Cinnamon In Coffee Side Effects
Some people don’t tolerate cinnamon very well and the spice has been known to cause allergies in some people. If you consume very large quantities of the spice it can cause mouth irritation as well. To avoid this, stick to ceylon cinnamon rather than cassia.
Cinnamon may interact with prescription drugs such as diabetes drugs and heart medications. If you are on any prescription medications, it’s best to consult your doctor before adding cinnamon to your daily coffee routine.
The coumarin found especially in cassia cinnamon may cause liver toxicity in large amounts. Luckily the effect of this is minimal where just a pinch of cinnamon is added here and there. The recommended daily amount of coumarin for a 70kg person is 7mg so that’s about 1 teaspoon of cassia cinnamon. Ceylon cinnamon has only trace levels of coumarin so is a safer option for the long term.
Cinnamon In Coffee For Weight Loss
Coffee is a great addition to any weight loss plan. The caffeine in coffee gives your metabolism a boost to help burn off those pesky calories. As well as giving you the energy to workout and suppressing your appetite, black coffee alone (without milk, cream or sugar) is a must if you’re trying to shift those pounds.
Now, to add to the good news, cinnamon has been shown to aid in weight loss as well. It helps lower blood sugar and circulating triglycerides which are the precursors of adipose tissue (or fatty tissue).
These two delicious ingredients pack a vast array of health benefits, from antioxidants to weight management. The combination is a very welcome addition to a typically limited, health conscious diet.
Cinnamon In Coffee Grounds
A problem with adding cinnamon to a fresh brewed cup of java is that, just like coffee grounds, cinnamon doesn’t dissolve in water. It often remains floating on the surface of the beverage or forms a sludgy mess at the bottom of the cup. This uneven distribution means you run the risk of experiencing bitter lumps of cinnamon instead of the smooth sweetness we all love so much.
A solution to this issue is storing fresh cinnamon sticks in with your coffee grounds. This allows the flavour to gently infuse into the beans as they sit in storage. This is great if you’re partial to just a hint of cinnamon but if it’s the health benefits you desire then, without actually consuming the cinnamon you may miss out.

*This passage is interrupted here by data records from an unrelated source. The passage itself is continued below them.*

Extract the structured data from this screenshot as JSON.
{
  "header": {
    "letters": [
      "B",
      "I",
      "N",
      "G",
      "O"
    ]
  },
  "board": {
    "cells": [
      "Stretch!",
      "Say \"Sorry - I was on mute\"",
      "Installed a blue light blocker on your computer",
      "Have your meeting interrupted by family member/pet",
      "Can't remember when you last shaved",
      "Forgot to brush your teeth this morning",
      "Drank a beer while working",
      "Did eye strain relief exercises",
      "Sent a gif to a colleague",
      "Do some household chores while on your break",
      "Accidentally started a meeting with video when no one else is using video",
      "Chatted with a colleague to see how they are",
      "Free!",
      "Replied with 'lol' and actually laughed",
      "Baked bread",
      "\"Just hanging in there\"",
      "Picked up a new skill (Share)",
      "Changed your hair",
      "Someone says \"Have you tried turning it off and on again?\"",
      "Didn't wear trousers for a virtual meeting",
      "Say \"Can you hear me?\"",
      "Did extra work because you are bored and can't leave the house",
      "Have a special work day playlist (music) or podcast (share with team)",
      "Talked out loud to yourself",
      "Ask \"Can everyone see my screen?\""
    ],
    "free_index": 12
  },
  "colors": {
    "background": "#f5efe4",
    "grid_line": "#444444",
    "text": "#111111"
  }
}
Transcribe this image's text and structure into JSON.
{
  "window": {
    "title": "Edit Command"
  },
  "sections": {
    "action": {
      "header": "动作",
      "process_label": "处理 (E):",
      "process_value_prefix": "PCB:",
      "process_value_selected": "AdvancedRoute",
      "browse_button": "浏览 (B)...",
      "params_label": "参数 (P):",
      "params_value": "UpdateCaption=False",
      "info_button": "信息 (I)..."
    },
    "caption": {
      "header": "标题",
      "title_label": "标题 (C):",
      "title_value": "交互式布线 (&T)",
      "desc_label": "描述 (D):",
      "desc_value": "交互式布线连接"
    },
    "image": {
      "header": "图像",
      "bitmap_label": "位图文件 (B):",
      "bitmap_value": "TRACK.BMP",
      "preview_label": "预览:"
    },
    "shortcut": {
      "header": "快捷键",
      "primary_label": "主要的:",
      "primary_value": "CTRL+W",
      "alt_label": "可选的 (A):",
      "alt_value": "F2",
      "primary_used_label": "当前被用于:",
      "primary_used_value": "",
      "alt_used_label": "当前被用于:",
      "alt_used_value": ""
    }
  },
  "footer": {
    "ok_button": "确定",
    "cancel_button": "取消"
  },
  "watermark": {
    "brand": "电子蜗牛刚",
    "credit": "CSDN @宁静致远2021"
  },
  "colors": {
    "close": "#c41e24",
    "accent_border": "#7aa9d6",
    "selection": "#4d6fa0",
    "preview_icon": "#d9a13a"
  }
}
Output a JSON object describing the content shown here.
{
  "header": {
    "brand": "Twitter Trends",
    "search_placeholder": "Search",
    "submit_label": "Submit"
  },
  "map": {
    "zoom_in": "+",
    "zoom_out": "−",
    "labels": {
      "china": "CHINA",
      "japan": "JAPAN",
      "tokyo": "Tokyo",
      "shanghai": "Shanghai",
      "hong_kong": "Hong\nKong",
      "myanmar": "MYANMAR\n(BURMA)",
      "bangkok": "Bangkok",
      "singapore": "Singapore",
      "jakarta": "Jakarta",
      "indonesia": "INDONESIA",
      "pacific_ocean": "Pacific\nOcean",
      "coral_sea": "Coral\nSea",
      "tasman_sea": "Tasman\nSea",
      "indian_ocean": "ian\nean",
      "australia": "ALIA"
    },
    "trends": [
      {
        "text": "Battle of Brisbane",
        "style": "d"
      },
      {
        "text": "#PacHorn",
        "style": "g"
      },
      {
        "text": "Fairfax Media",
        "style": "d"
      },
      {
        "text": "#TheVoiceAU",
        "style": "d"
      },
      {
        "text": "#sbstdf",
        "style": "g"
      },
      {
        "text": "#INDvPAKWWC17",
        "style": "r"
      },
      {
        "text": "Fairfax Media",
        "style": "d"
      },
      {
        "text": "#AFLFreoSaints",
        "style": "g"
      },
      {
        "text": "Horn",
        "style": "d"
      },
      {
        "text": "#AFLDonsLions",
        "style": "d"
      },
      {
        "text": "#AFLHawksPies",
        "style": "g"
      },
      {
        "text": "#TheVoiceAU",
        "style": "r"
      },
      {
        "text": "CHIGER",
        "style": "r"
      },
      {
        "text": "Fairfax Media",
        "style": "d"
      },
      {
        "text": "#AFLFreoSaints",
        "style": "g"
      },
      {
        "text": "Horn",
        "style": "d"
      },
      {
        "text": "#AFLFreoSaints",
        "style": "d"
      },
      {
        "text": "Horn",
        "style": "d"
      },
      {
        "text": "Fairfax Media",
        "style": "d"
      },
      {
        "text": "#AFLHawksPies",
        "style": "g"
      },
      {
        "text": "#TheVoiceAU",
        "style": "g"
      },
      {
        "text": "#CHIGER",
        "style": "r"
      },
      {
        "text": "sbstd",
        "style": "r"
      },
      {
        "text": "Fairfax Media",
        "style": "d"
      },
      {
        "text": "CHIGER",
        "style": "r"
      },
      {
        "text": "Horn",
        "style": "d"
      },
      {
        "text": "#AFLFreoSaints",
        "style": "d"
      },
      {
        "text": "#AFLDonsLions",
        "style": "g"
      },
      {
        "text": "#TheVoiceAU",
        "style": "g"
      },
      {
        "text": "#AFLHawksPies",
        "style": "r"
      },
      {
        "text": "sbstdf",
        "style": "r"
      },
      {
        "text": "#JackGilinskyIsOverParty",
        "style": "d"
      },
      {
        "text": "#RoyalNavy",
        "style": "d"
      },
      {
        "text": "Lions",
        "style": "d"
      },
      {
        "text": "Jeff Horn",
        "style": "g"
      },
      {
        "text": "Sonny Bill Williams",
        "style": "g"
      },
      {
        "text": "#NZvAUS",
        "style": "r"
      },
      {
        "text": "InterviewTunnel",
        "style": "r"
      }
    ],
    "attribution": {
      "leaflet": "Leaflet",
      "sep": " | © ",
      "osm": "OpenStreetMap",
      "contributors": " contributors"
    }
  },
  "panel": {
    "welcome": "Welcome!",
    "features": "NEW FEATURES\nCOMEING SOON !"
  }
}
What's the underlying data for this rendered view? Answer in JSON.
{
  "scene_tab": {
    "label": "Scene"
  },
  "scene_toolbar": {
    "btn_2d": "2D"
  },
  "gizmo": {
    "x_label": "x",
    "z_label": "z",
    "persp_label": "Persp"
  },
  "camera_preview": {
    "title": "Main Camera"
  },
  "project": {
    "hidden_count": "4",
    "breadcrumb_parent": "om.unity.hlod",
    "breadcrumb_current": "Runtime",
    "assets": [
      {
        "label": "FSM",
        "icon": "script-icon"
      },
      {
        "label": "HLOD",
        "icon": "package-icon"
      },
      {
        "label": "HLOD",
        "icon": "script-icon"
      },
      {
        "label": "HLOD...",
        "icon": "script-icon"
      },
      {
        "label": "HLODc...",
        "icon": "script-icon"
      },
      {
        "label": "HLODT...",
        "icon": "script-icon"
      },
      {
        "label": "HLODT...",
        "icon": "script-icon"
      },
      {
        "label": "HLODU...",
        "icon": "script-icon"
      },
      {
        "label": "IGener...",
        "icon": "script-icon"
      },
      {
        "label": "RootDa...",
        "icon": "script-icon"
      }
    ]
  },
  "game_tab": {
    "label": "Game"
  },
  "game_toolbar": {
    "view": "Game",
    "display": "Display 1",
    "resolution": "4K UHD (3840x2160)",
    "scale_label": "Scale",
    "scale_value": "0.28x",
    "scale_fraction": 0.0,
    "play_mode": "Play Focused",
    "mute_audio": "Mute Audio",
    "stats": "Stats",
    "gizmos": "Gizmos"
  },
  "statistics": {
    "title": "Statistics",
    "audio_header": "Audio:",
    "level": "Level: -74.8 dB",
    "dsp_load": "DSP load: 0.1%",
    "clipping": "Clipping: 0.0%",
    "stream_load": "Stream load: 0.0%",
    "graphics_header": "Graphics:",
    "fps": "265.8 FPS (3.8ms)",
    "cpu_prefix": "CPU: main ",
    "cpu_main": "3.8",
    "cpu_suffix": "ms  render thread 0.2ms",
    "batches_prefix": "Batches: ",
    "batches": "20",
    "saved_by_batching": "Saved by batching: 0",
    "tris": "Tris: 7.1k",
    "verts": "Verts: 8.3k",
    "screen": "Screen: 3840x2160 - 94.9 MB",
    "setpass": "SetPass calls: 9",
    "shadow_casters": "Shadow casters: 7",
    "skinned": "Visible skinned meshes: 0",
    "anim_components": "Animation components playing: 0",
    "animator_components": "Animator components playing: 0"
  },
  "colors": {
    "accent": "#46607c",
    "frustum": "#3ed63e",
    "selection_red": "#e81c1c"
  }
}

A second option is adding ground cinnamon to the milled bean before brewing. Using a french press allows a good amount of flavour to diffuse into the hot water, giving a more rounded flavor experience but filters away that nasty sludge. Be wary if using coffee filters as the cinnamon can affect the paper and clog it up.
Cinnamon In Coffee Recipe
If black coffee is your go to drink you can spice it up any time of the day with cinnamon. If you have already brewed the cup add a ¼ – ½ teaspoon ground cinnamon and stir. Sip gently and be wary of the dregs leftover as the cinnamon may sink and form a sludge.
Cinnamon tends to mix better with fats so if you add milk or cream to your coffee try mixing the cinnamon with this prior to adding the coffee. It should give a more uniform distribution of coffee to spice.
For less residue, add cinnamon to the coffee ground before brewing (see above).